By Zara D. Garcia-Alvarez / @ZaraAlexis
It may be the 41st Provincial General Election today where each Ontario resident has the opportunity to exercise his/her right to vote today, June 12—but that doesn’t mean we’ve necessarily been afforded an easy or clear choice.
I went to the polls early this morning after I dropped off my children at school and found myself anxious when faced with the ballot not because I’ve never voted before, but because I was still very much undecided about who to vote for.
I did my research, assessing each point and comparing every issue across political platforms. I even went so far as to rate and tally those issues I not only agreed with, but prioritized. In the end, I was surprised to see which party I actually leaned towards in issues I hoped would be addressed should that particular party come to power.
Still, when faced with the ballot today, I hesitated. I scanned the candidates’ names, those who I was already familiar with, those I had watched on television during electoral debates.
My difficulty remained between choosing the party with the most political issues in its platform that I agreed with and prioritized—yet not entirely trusting the party itself to ensure its promises would actually be delivered.
Or choosing the party with whom I have trusted in the past due to its choices based on integrity and character, and shared, fundamental beliefs—but disliking its political priorities as outlined in its platform.
What I was expecting and hoping for was an alternative on the ballot—an opportunity to “decline my vote,” rather than avoid the polls entirely, in order to send the message to the provincial government that I’m unhappy with the current political choices afforded me at this time—but when I went to the polling station and received my ballot, an opportunity to “decline my vote” was not available.

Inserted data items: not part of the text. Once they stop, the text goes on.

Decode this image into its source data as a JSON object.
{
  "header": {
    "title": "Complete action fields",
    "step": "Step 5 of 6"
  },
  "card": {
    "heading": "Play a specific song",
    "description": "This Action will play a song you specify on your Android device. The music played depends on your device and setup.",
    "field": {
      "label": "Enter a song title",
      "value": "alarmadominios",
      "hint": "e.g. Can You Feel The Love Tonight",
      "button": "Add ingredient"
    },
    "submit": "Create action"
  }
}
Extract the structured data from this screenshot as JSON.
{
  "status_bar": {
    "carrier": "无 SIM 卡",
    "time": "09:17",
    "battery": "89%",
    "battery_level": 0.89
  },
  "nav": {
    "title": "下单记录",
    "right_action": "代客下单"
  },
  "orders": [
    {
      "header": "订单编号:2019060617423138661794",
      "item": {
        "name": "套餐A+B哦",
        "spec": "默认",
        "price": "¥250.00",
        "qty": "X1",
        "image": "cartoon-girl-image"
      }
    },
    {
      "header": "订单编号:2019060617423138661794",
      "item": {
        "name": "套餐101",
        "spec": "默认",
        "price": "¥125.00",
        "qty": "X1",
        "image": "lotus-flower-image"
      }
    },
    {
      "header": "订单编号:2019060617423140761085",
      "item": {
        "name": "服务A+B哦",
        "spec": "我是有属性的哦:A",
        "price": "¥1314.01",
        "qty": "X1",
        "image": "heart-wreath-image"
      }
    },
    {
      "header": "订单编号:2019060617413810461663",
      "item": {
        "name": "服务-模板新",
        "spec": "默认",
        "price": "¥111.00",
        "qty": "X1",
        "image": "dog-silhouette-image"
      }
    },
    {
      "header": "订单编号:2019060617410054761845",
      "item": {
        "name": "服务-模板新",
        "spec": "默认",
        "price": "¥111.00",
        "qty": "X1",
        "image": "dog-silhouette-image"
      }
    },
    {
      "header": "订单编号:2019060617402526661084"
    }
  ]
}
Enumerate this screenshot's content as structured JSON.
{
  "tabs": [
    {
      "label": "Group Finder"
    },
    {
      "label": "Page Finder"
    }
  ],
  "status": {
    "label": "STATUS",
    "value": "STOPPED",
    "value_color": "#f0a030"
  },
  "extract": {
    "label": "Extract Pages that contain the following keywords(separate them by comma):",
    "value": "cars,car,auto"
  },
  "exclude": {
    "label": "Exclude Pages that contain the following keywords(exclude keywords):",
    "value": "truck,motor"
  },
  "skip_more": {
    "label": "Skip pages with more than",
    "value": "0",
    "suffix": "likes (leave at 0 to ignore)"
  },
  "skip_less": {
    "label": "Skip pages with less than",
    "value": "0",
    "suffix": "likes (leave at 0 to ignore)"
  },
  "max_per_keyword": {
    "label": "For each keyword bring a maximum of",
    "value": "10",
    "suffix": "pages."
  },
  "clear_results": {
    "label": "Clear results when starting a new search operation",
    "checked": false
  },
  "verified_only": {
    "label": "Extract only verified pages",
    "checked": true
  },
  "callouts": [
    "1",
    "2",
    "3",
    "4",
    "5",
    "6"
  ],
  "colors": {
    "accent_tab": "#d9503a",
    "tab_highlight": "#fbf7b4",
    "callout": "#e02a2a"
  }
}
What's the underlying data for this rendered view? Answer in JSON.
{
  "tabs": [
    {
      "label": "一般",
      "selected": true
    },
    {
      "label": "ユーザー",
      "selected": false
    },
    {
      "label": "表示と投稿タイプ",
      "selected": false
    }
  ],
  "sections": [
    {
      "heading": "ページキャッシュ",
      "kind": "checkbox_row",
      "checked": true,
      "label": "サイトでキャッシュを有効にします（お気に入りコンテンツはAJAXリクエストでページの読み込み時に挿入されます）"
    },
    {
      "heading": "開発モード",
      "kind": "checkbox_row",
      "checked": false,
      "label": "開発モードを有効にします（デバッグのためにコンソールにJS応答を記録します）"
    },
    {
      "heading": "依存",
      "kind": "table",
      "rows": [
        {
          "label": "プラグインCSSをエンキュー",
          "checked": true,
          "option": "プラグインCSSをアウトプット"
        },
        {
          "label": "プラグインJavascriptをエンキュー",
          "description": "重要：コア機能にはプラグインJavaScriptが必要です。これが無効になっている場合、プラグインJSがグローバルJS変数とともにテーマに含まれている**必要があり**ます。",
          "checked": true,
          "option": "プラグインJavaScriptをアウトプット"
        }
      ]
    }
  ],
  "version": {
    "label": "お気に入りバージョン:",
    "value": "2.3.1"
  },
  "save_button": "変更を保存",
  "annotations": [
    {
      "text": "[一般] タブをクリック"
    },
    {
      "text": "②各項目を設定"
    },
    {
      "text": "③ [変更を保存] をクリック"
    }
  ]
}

And while I did my duty as a voting citizen of Ontario today, I have to admit that once I dropped my ballot into the ballot box, I was neither entirely pleased with the choices given me, nor confident in the result of my choice.
I walked away from the polling station with disappointment and a political apathy that I haven’t experienced in this country before.
But, rather than complain about the potential irrelevance of politics and the power it can often times abuse, I thought it more important to vote anyway. At least vote in such a way that I’m well-informed about platform points and my choices.
Perhaps you’ve attested to loyalty towards a particular party because you have always considered yourself part of this party’s camp. Perhaps you’re indifferent to politics, unaware of the true power of your right to vote. Perhaps you’ve been in this country for a number of years and with the number of disappointments and scandals, which have revealed themselves from poor judgement all the way to political corruption, you’ve decided you’ve given up with the political process altogether and you’re simply apathetic. Perhaps you just need a little nudge and reminder to vote.
Regardless of your political viewpoint, it’s best to vote well-informed.
To see a great comparison list between political platforms, please visit the CBC webpage for more details.
And then go out there and vote—your vote still counts towards the end result.
Be sure to bring your election card and photo I.D. to your closest polling station.
Have you voted today for the Provincial Ontario Election?
Do you know the candidates in your riding and who you will be voting for?
Do you believe a ballot that includes an opportunity for voters to “decline” their vote is necessary and/or useful? Why or why not?